The question will be, at what point does the illusion go away? 
At what point does it become impossible to tell ourselves it's not really smart, it's just applying some basic rules, iterated over a lot of flops? 

Because given the non-linear rates of advancement, by the time it starts getting notice, what's on the cutting edge will be what's otherwise around the corner, and what's around the corner from that, well ...

I think there will be some interesting times ahead where we end up with systems that cross over the following divides:
- of teaching itself
- of sentience
- of self-awareness

And even in those areas, it's not a binary situation, and I think we'll see debate over systems that have limited learning vs a more flexible and unlimited learning system.  And the terminology will be hotly debated.  What are the bounds?  What is the environment?  What is being learned?

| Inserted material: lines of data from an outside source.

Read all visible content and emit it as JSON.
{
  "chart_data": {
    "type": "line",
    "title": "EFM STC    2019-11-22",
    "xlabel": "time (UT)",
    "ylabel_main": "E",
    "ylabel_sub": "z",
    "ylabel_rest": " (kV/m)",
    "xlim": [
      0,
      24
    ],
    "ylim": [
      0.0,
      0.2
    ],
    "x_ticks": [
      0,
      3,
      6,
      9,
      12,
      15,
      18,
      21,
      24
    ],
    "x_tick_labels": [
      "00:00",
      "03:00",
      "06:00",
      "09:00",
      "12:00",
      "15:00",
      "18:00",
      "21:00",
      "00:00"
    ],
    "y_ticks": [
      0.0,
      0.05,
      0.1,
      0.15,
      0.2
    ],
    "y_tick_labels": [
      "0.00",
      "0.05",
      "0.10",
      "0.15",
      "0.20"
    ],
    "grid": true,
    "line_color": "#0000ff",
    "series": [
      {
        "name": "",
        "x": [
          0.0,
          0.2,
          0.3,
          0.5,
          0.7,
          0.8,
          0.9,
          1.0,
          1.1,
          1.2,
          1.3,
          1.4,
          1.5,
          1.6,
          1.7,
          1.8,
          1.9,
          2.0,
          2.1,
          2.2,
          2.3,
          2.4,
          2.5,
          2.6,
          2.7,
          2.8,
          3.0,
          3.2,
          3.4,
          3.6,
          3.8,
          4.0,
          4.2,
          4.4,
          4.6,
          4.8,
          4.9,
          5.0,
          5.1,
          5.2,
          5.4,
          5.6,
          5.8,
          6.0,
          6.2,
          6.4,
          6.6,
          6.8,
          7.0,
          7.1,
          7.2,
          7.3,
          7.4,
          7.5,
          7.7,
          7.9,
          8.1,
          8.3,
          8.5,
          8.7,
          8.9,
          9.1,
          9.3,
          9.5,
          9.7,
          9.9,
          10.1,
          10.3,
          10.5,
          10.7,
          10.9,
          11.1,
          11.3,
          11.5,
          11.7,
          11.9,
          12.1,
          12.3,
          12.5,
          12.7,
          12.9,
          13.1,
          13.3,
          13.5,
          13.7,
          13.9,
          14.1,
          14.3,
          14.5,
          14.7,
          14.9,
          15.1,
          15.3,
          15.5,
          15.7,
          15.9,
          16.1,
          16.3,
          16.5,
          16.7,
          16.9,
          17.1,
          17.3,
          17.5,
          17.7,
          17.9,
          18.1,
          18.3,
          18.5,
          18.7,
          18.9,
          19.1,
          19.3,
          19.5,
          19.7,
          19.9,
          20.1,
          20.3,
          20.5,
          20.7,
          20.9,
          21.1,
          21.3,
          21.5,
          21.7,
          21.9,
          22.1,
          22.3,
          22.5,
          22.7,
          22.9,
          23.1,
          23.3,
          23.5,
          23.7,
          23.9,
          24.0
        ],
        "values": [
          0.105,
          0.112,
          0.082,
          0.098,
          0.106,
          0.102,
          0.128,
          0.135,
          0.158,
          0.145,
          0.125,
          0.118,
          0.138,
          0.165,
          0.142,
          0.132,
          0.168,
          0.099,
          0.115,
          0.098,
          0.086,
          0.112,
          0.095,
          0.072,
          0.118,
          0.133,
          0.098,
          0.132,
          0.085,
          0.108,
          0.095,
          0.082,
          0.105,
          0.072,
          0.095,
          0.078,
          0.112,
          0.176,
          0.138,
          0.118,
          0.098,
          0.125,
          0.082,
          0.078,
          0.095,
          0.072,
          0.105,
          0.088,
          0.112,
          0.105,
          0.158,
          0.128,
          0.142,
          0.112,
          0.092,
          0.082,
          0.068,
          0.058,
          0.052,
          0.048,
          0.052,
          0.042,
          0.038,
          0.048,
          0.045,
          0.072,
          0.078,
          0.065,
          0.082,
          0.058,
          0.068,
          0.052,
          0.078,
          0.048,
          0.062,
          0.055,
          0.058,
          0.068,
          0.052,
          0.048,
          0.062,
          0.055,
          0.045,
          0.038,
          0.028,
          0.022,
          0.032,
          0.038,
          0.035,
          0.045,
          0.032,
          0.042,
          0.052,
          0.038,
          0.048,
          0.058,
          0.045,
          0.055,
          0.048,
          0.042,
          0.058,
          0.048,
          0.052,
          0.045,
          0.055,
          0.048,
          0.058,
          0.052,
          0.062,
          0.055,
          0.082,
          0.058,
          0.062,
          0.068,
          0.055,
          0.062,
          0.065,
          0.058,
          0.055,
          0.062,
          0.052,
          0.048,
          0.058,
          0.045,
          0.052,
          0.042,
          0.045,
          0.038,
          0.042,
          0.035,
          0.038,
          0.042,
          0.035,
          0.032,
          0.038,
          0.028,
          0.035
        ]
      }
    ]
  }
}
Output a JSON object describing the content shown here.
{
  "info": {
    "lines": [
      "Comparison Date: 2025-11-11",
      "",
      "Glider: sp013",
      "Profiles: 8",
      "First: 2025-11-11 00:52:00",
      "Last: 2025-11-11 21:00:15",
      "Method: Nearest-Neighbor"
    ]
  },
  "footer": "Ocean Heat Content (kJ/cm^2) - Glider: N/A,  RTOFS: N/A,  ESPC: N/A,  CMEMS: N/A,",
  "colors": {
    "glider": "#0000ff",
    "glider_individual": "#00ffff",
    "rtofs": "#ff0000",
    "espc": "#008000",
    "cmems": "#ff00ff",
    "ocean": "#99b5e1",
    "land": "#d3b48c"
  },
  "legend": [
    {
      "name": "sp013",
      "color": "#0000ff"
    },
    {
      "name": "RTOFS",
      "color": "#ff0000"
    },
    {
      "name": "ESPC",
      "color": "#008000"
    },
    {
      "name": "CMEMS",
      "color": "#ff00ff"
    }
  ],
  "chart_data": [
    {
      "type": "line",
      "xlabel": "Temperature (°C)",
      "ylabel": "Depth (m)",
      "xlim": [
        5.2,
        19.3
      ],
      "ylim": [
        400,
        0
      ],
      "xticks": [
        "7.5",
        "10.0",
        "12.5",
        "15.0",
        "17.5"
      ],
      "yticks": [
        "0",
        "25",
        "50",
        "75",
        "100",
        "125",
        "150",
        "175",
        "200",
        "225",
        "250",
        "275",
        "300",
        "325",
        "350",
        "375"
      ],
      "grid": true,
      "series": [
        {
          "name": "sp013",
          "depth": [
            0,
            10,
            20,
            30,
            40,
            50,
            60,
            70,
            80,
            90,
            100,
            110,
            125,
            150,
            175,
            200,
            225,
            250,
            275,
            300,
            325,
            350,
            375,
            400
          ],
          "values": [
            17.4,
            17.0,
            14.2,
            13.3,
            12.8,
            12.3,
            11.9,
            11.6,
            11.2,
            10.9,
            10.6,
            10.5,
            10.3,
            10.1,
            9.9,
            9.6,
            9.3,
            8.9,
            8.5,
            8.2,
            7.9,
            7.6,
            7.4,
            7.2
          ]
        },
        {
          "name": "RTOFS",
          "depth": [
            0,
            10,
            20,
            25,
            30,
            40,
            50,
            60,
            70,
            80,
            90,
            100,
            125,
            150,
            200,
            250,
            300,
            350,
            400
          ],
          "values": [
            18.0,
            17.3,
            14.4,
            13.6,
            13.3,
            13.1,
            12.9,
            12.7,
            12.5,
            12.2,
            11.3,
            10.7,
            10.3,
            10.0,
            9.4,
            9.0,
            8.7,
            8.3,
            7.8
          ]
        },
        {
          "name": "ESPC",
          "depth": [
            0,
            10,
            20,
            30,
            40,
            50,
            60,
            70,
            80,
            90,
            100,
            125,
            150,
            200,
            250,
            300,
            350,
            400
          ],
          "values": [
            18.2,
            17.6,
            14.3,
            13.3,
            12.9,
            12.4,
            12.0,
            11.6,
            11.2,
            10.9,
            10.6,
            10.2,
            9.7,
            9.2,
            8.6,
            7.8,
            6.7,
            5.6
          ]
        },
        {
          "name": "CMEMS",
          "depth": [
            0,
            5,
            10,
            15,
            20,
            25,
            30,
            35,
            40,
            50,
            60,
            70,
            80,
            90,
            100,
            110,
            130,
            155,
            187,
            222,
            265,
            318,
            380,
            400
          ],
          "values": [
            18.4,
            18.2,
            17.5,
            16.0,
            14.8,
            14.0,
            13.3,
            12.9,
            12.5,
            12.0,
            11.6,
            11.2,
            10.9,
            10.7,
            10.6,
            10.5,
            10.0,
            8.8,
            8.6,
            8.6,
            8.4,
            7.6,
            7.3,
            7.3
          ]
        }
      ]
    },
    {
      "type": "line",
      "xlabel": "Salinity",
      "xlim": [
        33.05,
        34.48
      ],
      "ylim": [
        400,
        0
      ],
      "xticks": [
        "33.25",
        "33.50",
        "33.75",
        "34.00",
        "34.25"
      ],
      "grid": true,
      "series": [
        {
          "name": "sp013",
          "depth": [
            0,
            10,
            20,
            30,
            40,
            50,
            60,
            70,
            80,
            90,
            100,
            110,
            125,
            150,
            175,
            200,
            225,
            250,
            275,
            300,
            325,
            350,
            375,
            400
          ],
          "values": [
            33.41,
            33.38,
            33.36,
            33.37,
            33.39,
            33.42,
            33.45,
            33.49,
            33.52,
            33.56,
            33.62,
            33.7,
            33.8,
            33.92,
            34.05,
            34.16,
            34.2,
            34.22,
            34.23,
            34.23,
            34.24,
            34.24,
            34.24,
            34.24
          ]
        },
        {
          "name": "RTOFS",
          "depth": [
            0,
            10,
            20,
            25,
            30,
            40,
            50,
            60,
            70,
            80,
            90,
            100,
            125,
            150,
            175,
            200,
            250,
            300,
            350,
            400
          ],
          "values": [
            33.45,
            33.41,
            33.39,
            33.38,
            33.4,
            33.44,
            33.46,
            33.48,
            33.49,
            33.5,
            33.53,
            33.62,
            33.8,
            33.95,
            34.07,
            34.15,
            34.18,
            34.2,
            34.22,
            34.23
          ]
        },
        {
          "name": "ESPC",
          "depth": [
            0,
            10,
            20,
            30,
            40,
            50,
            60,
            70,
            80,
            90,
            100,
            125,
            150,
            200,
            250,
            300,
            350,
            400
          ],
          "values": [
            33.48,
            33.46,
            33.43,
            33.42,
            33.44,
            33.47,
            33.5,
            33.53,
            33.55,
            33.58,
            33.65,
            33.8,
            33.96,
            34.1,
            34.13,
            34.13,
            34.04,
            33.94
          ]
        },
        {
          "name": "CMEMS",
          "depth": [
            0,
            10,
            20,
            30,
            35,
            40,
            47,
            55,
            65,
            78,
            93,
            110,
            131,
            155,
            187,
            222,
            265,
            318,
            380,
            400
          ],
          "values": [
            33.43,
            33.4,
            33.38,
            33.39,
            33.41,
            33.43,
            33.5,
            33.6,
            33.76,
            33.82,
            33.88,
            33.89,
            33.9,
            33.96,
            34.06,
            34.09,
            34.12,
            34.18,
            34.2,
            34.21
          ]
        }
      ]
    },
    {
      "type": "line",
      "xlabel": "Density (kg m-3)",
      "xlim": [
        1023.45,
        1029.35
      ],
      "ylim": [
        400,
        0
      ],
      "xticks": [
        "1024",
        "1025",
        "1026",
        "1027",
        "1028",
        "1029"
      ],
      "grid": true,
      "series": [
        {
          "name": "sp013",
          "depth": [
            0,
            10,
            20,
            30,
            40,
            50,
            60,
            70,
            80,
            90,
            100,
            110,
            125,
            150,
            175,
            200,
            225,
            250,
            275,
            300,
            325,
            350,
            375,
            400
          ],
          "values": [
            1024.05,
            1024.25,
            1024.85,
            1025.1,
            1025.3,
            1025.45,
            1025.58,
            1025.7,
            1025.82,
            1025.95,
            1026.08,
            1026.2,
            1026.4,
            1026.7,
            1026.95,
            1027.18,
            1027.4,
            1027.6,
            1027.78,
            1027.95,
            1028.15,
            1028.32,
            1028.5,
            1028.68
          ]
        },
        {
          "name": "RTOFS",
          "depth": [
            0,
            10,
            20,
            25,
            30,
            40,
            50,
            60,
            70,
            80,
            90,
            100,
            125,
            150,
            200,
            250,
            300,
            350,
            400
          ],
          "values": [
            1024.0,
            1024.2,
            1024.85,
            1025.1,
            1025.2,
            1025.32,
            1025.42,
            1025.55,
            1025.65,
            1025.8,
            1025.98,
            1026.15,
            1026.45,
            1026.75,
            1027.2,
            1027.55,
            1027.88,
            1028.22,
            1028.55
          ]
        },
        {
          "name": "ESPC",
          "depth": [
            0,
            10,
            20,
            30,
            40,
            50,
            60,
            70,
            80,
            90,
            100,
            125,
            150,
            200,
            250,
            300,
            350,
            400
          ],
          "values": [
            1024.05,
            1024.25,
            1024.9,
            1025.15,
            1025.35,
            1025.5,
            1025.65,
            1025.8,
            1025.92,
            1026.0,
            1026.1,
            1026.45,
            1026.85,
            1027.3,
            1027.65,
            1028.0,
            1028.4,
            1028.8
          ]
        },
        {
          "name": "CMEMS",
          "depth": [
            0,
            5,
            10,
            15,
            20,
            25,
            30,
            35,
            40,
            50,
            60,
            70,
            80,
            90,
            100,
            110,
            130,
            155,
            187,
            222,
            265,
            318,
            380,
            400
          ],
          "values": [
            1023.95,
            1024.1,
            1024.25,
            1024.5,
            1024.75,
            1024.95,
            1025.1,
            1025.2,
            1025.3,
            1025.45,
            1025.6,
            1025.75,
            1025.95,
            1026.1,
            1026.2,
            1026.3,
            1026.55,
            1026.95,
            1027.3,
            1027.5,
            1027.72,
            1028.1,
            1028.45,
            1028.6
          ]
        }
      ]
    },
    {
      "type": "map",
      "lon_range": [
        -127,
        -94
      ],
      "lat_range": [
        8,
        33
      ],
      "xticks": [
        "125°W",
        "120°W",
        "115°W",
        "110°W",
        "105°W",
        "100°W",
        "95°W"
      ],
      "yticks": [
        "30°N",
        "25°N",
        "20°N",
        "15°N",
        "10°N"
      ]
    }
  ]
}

I suspect in some ways that debate will continue all the way up to the point where machines start clearly surpassing humans and have ticked off all three boxes above: being auto-didactic, sentient and self-aware.

And then there's the complex issue of creativity.

And because I'd argue that none of those are entirely binary, and that progress is more continuous, I think the discussion will carry on for some time, and merely start asymptoting to zero without actually having a moment where we just stop.  Though it's likely that there will be drop-off points where we go, see, this particular machine/accomplishment is strong evidence...

In a way, that's decades off, depending on how you like to put your marks on curves.  But one way or another, we're in for some upheaval.

To quote William Gibson: the future is already here, it's just not very evenly distributed.